A representative from Academi was not immediately available for comment following last week’s settlement announcement. An Academi spokesman did contact Just Anti-Corruption Aug. 8 after seeing Just Anti-Corruption’s article on the settlement, but did not say that the bribery probe had recently been closed.
Just Anti-Corruption was alerted to the situation days later by a knowledgeable person outside of the company who asked to remain anonymous. In response, Just Anti-Corruption asked Academi to provide the Justice Department letter, known as a “declination” because the government has declined to prosecute.
According to the declination letter, the Fraud Section of the Justice Department’s Criminal Division had been investigating foreign bribery allegations following a November 2009 report in the New York Times.
In the wake of the 2007 shooting deaths of 17 Iraqi civilians in Baghdad’s Nisour Square, top Blackwater leadership had reportedly approved around $1 million in secret payments to win favor from Iraqi officials.

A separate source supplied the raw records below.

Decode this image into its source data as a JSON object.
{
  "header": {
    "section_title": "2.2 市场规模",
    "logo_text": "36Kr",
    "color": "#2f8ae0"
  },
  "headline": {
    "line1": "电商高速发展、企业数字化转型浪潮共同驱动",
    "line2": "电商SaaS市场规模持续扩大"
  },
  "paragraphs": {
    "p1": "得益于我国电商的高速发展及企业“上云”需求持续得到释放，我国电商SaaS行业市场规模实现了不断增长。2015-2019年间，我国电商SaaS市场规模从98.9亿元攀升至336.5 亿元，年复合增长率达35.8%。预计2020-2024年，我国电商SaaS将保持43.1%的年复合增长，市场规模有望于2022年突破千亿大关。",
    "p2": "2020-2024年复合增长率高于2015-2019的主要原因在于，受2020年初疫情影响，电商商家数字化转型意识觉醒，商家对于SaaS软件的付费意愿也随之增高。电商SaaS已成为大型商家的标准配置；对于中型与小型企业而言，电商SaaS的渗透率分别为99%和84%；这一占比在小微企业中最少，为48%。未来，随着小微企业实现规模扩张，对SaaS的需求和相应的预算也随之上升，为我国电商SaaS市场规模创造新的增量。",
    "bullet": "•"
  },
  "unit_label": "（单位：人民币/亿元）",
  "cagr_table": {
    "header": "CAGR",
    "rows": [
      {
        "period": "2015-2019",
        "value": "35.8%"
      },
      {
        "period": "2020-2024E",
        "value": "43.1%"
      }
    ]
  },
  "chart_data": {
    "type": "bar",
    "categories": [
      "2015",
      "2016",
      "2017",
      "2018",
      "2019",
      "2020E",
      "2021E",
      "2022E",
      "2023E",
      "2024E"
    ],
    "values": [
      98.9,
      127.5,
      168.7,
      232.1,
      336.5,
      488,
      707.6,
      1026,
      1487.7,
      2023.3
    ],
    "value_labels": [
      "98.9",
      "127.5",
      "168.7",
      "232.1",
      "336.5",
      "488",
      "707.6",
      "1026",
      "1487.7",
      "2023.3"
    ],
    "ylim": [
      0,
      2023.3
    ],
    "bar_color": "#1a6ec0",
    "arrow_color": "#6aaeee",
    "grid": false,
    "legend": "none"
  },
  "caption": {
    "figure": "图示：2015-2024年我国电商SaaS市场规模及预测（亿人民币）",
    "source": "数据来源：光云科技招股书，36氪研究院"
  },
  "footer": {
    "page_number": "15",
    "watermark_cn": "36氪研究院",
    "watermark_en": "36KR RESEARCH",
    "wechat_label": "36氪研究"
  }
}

The Foreign Corrupt Practices Act prohibits payments to foreign officials to secure business advantages.
The Fraud Section said last month that it was closing its inquiry following its own investigation and an internal probe by Academi.
“We have taken this step based on a number of factors, including but not limited to, the investigation undertaken by Academi and the steps taken by the company to enhance its anti-corruption compliance program,” the declination letter said.
The armed services company has tried to distance itself from controversy and rebranded itself first as Xe Services and now as Academi. The company has revamped its compliance program and is under new leadership following the departure of founder Erik Prince and sale of the company in late 2010.
John Procter, a spokesperson for Academi, said the company had not previously disclosed that the FCPA inquiry had been closed. “We’re just trying to put a lid on all this old stuff,” Procter told Just Anti-Corruption.
Procter said he did not know the reason for the inaccurate language in the DPA but said the agreement had been in the works for a long time.
Representatives from the Justice Department in Washington, D.C. referred requests for comment to the U.S. Attorney’s office for the Eastern District of North Carolina. The Assistant U.S. Attorney involved in the case was not immediately available.